2 Chinese Teenagers Commits Suicide Over Unfinished Homework Assignments

In an extreme case highlighting the immense pressure schoolchildren
can face, two teens in eastern China committed suicide after failing
to complete homework assignments.

In a highly competitive education system that emphasises rote learning
and passing exams, Chinese students spend on average 8.6 hours a day
in class and can expect several more hours of assignments afterwards.

State-owned media confirmed today that a 15-year-old boy in Nanjing,
the capital of Jiangsu province, who failed to finish homework from a
three-day public holiday jumped to his death around 11:00 am on
Thursday, the China Daily said.

A 13-year-old boy in the same town got up at 4:00 am Thursday to
complete holiday assignments but was found hanged on a staircase at
his home two hours later, it reported.

"In a suicide note, the boy said he loved his parents, felt sorry for
them and hoped they could bring lilies, his favourite flower, to his
grave," it read.

China has made impressive progress in rolling out universal education
across the country, and according to the United Nations has a youth
literacy rate of 99 percent.

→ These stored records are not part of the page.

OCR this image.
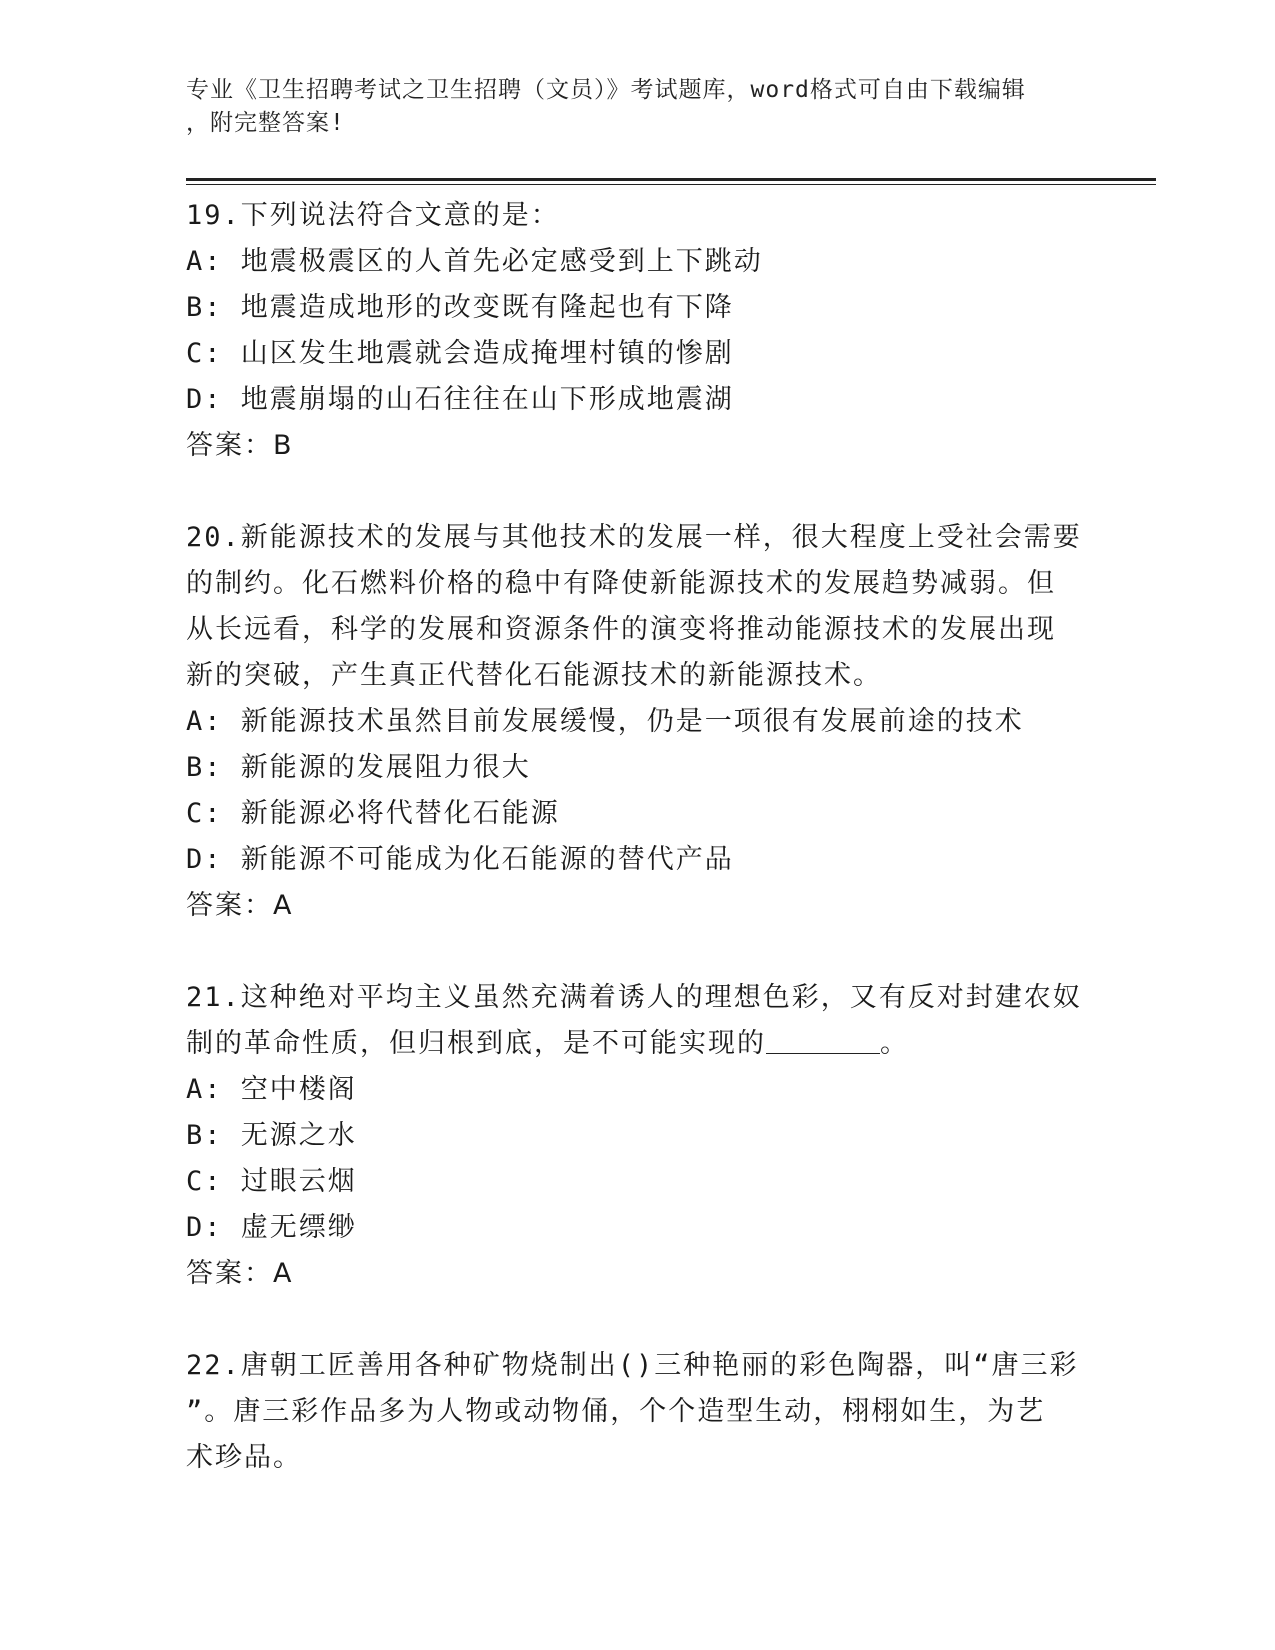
专业《卫生招聘考试之卫生招聘（文员）》考试题库，word格式可自由下载编辑
，附完整答案!

19.下列说法符合文意的是：

A: 地震极震区的人首先必定感受到上下跳动

B: 地震造成地形的改变既有隆起也有下降

C: 山区发生地震就会造成掩埋村镇的惨剧

D: 地震崩塌的山石往往在山下形成地震湖

答案：B

20.新能源技术的发展与其他技术的发展一样，很大程度上受社会需要

的制约。化石燃料价格的稳中有降使新能源技术的发展趋势减弱。但

从长远看，科学的发展和资源条件的演变将推动能源技术的发展出现

新的突破，产生真正代替化石能源技术的新能源技术。

A: 新能源技术虽然目前发展缓慢，仍是一项很有发展前途的技术

B: 新能源的发展阻力很大

C: 新能源必将代替化石能源

D: 新能源不可能成为化石能源的替代产品

答案：A

21.这种绝对平均主义虽然充满着诱人的理想色彩，又有反对封建农奴

制的革命性质，但归根到底，是不可能实现的	。

A: 空中楼阁

B: 无源之水

C: 过眼云烟

D: 虚无缥缈

答案：A

22.唐朝工匠善用各种矿物烧制出()三种艳丽的彩色陶器，叫“唐三彩

”。唐三彩作品多为人物或动物俑，个个造型生动，栩栩如生，为艺

术珍品。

But many parents complain about the
emphasis on rote memorisation and tests and the rigid teaching style.

Some students spend as much as 12 hours in the classroom each day, a
2007 survey by China's Youth and Children Research Centre reported.
They can typically expect several hours of homework on top of that.

Xiong Bingqi, deputy director of the Beijing-based 21st Century
Education Research Institute, told the China Daily that: "Test scores
are still an important evaluation, or the only evaluation, for a
student to get admitted to college. Therefore it's natural for
teachers to leave heavy homework assignments," he said.